One of his captors said with satisfaction, ‘Found on the street without papers.’

‘Empty his pockets,’ the sergeant said. They took out his wallet and the picture-postcard to Dr Hasselbacher, which he had forgotten to post, and a miniature whisky bottle, Old Granddad,
that
he had bought in the hotel-bar. The sergeant studied the bottle and the postcard.

He said, ‘Why do you carry this bottle? What does it contain?’

‘What do you suppose?’

‘The rebels make grenades out of bottles.’

‘Surely not such small bottles.’ The sergeant drew the cork, sniffed and poured a little on the palm of his hand. ‘It appears to be whisky,’ he said and turned to the postcard. He said, ‘Why have you made a cross on this picture?’

‘It’s the window of my room.’

‘Why show the window of your room?’

‘Why shouldn’t I? It’s just – well, it’s one of the things one does when travelling.’

‘Were you expecting a visitor by the window?’

‘Of course not.’

‘Who is Dr Hasselbacher?’

‘An old friend.’

‘Is he coming to Santiago?’

‘No.’

‘Then why do you want to show him where your room is?’
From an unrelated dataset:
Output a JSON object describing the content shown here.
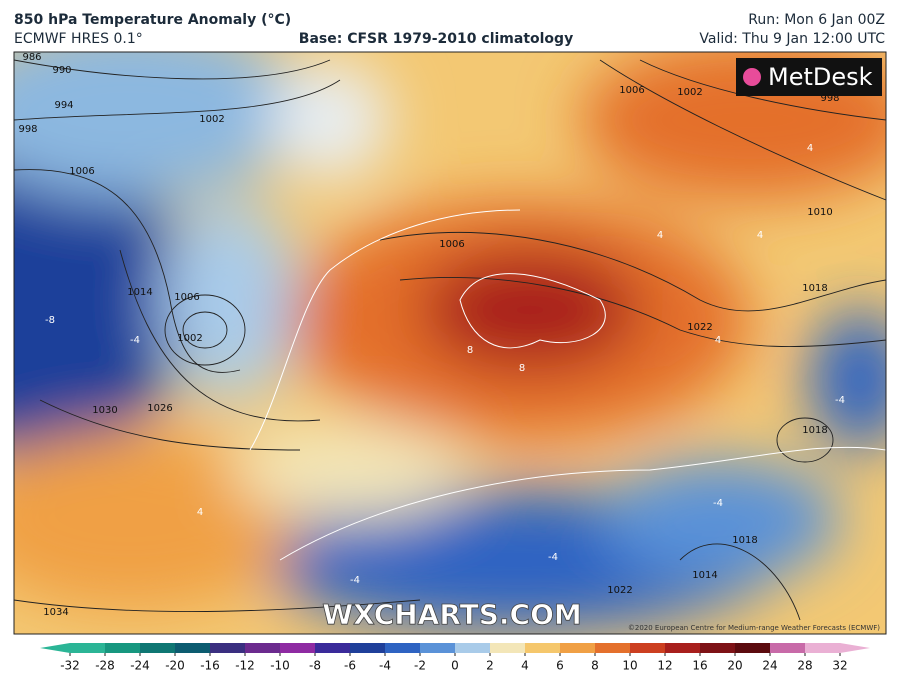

He began to realize what the criminal class knows so well, the impossibility of explaining anything to a man with power.

He said flippantly, ‘Dr Hasselbacher is a woman.’

‘A woman doctor!’ The sergeant exclaimed with disapproval.

‘A doctor of philosophy. A very beautiful woman.’ He made two curves in the air.

‘And she is joining you in Santiago?’

‘No, no. But you know how it is with a woman, Sergeant? They like to know where their man is sleeping.’

‘You are her lover?’ The atmosphere had changed for the better. ‘That still does not explain your wandering about the streets at night.’

‘There’s no law …’

‘No law, but prudent people stay at home. Only mischief-makers go out.’

‘I couldn’t sleep for thinking of Emma.’

‘Who is Emma?’

‘Dr Hasselbacher.’

The sergeant said slowly, ‘There is something wrong here. I can smell it. You are not telling me the truth. If you are in love with Emma, why are you in Santiago?’

‘Her husband suspects.’

‘She has a husband?
No es muy agradable
. Are you a Catholic?’

‘No.’

The sergeant picked up the postcard and studied it again. ‘The cross at a bedroom window – that is not very nice, either. How will she explain that to her husband?’

Wormold thought rapidly. ‘Her husband is blind.’

‘And that too is not nice. Not nice at all.’

‘Shall I hit him again?’ one of the policemen asked.

‘There is no hurry. I must interrogate him first. How long have you known this woman, Emma Hasselbacher?’

‘A week.’

‘A week? Nothing that you say is nice. You are a Protestant and an adulterer. When did you meet this woman?’

‘I was introduced by Captain Segura.’

The sergeant held the postcard suspended in mid-air. Wormold heard one of the policemen behind him swallow. Nobody said anything for a long while.

‘Captain Segura?’

‘Yes.’

‘You know Captain Segura?’

‘He is a friend of my daughter.’

‘So you have a daughter. You are married.’ He began to say again,’ That is not n …’ when one of the policemen interrupted him, ‘He knows Captain Segura.’

‘How can I tell that you are speaking the truth?’

‘You could telephone to him and find out.’

‘It would take several hours to reach Havana on the telephone.’

‘I can’t leave Santiago at night. I will wait for you at the hotel.’

‘Or in a cell at the station here.’

‘I don’t think Captain Segura would be pleased.’

The sergeant considered the matter for a long time, going through the contents of the wallet while he thought. Then he told one of the men to accompany Wormold back to the hotel and there to examine his passport (in this way the sergeant obviously thought that he was saving face). The two walked back in an embarrassed silence, and it was only when Wormold had lain down that he remembered the postcard to Dr Hasselbacher was still on the sergeant’s desk. It seemed to him to have no importance; he could always send another in the morning. How long it takes to realize in one’s life the intricate patterns of which everything – even a picture-postcard – can form a part, and the rashness of dismissing anything as unimportant. Three days later Wormold took the bus back to Santa Clara; his Hillman was ready; the road to Havana offered him no problems.